In the period before the pandemic-induced recession, blacks in the US were experiencing the highest level of employment and the lowest level of unemployment in recent memory.
Moreover, the Trump administration got the First Step Act passed through the US congress in 2018. It freed many federal prisoners — mostly blacks — who were serving long prison terms for relatively small crimes. Such reform was not achieved during the administrations of Democratic presidents Barack Obama and Bill Clinton.
Like individuals, nations have historical and contemporary faults. Trump’s position is to focus on the positive. Not so the Duke and Duchess of Sussex, of “call us Harry and Meghan” fame.

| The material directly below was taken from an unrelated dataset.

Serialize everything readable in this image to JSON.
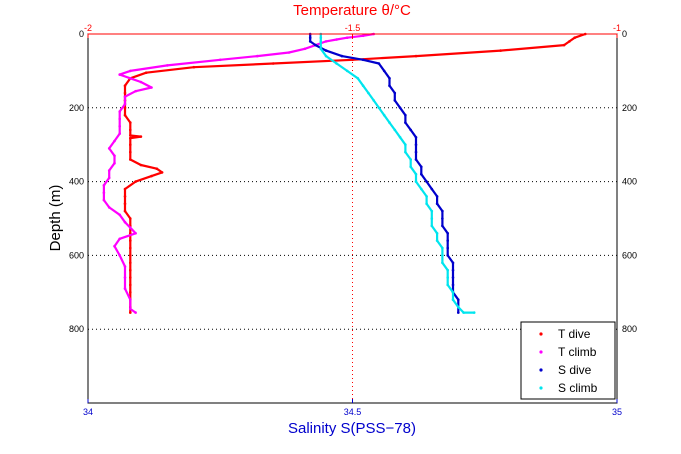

Last week the couple used the occasion of a dial-in to the Queen’s Commonwealth Trust weekly video to accentuate the negative. Harry called on the organisation, which is presided over by his grandmother, the Queen, to acknowledge its “uncomfortable” past with respect to racism. Meghan said much the same. Neither seem aware that the Commonwealth of Nations founded in 1949 was not compulsory to join.
The Sussexes seem to equate the one-time British Empire with the Commonwealth of Nations. Even if the two are put together, it makes no sense to see nothing but discomfort in the achievements of Britain in recent centuries both at home and abroad.
No nation is perfect. But only the alienated and revolutionaries want to overturn democracies in search of a utopia which, due to the fall, can never be attained.